At a time when every financial decision counts, many small to medium-sized businesses (SMBs) can at least take some comfort knowing there are a wide variety of borrowing tools available if needed.

Today’s entrepreneurs can choose from reward-earning credit cards; merchant loans; bank loans; buy now, pay later (BNPL) products; lines of credit and more. 

But, according to “SMB Borrowing Dynamics: Trends, Tools and Decision Drivers,” a PYMNTS Intelligence and U.S. Bank collaboration, SMBs need to consider a variety of factors before selecting the borrowing tools that make sense for them.

The size of a company, its revenue levels, leadership goals, cash flows and expenses must all be taken into consideration. SMB executives must also consider how flexible and accessible they want their borrowing options to be.

Different priorities shape the final decision. For example, while 73% of all SMBs surveyed use revolving credit, low-revenue SMBs (those earning less than $1 million annually) use fewer borrowing tools, on average, than their high-revenue counterparts (those earning $10 million or more a year). In fact, low-revenue SMBs tend to prioritize immediate working capital needs and financial stability relatively more than high-revenue SMBs, which focus more on business expansion and growth objectives.

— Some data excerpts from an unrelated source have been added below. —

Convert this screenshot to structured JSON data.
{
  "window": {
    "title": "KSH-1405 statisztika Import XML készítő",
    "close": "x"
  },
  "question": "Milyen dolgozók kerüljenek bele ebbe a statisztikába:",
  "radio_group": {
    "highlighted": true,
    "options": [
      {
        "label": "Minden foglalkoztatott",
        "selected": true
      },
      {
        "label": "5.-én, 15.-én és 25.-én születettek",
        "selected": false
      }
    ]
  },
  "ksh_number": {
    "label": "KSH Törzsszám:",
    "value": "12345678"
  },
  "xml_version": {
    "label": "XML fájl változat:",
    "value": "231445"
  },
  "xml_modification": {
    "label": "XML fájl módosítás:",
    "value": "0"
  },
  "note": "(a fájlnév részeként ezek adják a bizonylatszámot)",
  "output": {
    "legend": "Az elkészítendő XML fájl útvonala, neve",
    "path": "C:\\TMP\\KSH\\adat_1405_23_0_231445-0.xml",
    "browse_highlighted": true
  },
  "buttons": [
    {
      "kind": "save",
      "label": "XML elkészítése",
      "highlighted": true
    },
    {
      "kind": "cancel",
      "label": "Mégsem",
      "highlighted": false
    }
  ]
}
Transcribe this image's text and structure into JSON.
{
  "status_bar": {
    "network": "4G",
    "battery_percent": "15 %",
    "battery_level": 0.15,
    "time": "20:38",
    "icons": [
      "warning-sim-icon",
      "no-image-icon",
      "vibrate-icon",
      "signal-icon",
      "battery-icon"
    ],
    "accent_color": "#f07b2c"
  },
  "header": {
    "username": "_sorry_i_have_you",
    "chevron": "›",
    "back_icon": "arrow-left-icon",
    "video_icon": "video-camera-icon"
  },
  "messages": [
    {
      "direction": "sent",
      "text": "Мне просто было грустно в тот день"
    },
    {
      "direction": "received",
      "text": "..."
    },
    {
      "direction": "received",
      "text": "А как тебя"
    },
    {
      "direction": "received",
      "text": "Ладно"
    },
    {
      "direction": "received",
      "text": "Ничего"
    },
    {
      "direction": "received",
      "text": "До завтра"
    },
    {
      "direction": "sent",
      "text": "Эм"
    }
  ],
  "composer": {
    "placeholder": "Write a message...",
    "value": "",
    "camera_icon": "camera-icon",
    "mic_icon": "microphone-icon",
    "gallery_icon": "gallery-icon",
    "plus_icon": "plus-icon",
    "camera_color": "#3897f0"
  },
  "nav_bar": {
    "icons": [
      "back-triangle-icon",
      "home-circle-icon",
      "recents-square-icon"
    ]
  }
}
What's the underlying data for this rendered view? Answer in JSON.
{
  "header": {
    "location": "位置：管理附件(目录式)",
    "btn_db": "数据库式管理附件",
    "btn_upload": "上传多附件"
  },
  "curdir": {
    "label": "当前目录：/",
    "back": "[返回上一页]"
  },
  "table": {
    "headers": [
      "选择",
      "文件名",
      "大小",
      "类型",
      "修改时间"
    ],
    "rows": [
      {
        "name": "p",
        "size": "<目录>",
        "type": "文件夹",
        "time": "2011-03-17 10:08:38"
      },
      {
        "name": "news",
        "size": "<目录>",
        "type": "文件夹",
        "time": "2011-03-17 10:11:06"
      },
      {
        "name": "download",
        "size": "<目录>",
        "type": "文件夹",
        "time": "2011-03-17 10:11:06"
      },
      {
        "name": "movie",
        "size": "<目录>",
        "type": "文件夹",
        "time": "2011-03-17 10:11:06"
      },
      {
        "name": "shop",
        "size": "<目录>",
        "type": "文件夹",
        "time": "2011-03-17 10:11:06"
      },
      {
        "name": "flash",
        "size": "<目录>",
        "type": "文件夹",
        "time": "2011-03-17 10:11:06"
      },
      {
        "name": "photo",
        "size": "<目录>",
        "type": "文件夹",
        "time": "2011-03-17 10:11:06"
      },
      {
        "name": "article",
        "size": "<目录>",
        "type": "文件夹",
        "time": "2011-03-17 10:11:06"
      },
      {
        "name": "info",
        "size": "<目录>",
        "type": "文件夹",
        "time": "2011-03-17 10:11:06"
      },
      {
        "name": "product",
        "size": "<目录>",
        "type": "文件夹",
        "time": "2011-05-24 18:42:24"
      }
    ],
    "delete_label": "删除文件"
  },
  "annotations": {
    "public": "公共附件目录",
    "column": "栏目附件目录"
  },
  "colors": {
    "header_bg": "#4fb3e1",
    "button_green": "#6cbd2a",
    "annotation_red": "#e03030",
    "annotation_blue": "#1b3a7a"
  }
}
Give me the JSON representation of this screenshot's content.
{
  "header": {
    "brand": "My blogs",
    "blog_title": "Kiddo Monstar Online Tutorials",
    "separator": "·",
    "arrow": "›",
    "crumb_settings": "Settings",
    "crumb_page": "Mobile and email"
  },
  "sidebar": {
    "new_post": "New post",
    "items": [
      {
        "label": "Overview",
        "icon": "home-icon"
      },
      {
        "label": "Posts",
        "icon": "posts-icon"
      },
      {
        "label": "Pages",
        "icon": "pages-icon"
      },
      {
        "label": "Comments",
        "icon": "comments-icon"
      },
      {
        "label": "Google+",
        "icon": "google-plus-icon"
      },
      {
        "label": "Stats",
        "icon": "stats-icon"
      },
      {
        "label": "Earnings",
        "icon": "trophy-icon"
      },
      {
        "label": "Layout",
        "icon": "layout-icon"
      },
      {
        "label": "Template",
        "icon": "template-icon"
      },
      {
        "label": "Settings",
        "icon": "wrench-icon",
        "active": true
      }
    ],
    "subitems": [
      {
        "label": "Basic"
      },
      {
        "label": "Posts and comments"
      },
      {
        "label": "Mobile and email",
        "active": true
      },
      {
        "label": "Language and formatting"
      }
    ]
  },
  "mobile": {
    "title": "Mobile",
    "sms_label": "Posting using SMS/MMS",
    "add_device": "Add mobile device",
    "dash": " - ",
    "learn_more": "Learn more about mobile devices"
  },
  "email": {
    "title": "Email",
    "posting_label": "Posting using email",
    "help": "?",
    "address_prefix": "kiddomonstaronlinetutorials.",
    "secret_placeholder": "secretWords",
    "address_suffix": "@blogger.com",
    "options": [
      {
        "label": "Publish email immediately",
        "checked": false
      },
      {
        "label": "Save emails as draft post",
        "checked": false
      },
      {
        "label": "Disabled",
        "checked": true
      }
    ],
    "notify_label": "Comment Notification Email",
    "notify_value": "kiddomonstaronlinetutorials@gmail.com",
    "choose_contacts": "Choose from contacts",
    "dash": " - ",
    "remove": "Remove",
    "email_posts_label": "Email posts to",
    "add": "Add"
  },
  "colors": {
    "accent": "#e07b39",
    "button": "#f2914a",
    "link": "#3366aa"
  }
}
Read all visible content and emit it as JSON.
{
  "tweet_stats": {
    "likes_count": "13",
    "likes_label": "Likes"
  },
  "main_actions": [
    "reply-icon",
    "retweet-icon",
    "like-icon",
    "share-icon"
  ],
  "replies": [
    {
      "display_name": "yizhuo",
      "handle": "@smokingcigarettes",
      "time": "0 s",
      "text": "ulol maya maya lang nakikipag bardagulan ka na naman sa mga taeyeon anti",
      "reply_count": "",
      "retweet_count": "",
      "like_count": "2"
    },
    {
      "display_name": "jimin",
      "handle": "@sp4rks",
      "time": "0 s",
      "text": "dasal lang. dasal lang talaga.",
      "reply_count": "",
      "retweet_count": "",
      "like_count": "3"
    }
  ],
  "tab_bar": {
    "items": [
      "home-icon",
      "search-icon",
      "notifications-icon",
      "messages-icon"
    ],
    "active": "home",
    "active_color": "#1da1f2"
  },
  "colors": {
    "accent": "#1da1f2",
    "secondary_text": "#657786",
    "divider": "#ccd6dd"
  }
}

In evaluating and using borrowing tools, 75% of SMBs cite the availability and accessibility of funds as a key concern, underscoring SMBs’ basic but essential need for flexible financing solutions. Seventy-one percent, meanwhile, point to financial considerations, such as favorable payment terms (33%), lower borrowing costs (26%) and the potential to boost credit scores (23%) as important. Relationship and trust factors are significantly less important, with only 14% of SMBs citing them as a top consideration.

SMB preferences for selecting borrowing tools also appear to be shaped by generational perspectives.

For instance, as the figure above shows, 37% of SMBs owned by baby boomers and seniors emphasize the importance of credit availability and accessibility, whereas businesses owned by Generation Z and millennials are less swayed by those features, at 28% and 29%, respectively. 

Financial considerations, however, are more important for SMBs owned by millennials (34%), bridge millennials (31%) and Generation X (33%), compared to baby boomers and seniors (24%) or Gen Z (23%).

Interestingly, even though only a few years separate millennials from Gen Z SMB owners, data shows that the younger entrepreneurs tend to value relationships and trust in their FIs highly, with 22% saying these are top factors — nearly double the 12% share of millennial owners.

This data offers insights for lenders seeking to work with SMBs. Namely, lenders should factor in which preferences appeal to the business owner before suggesting products.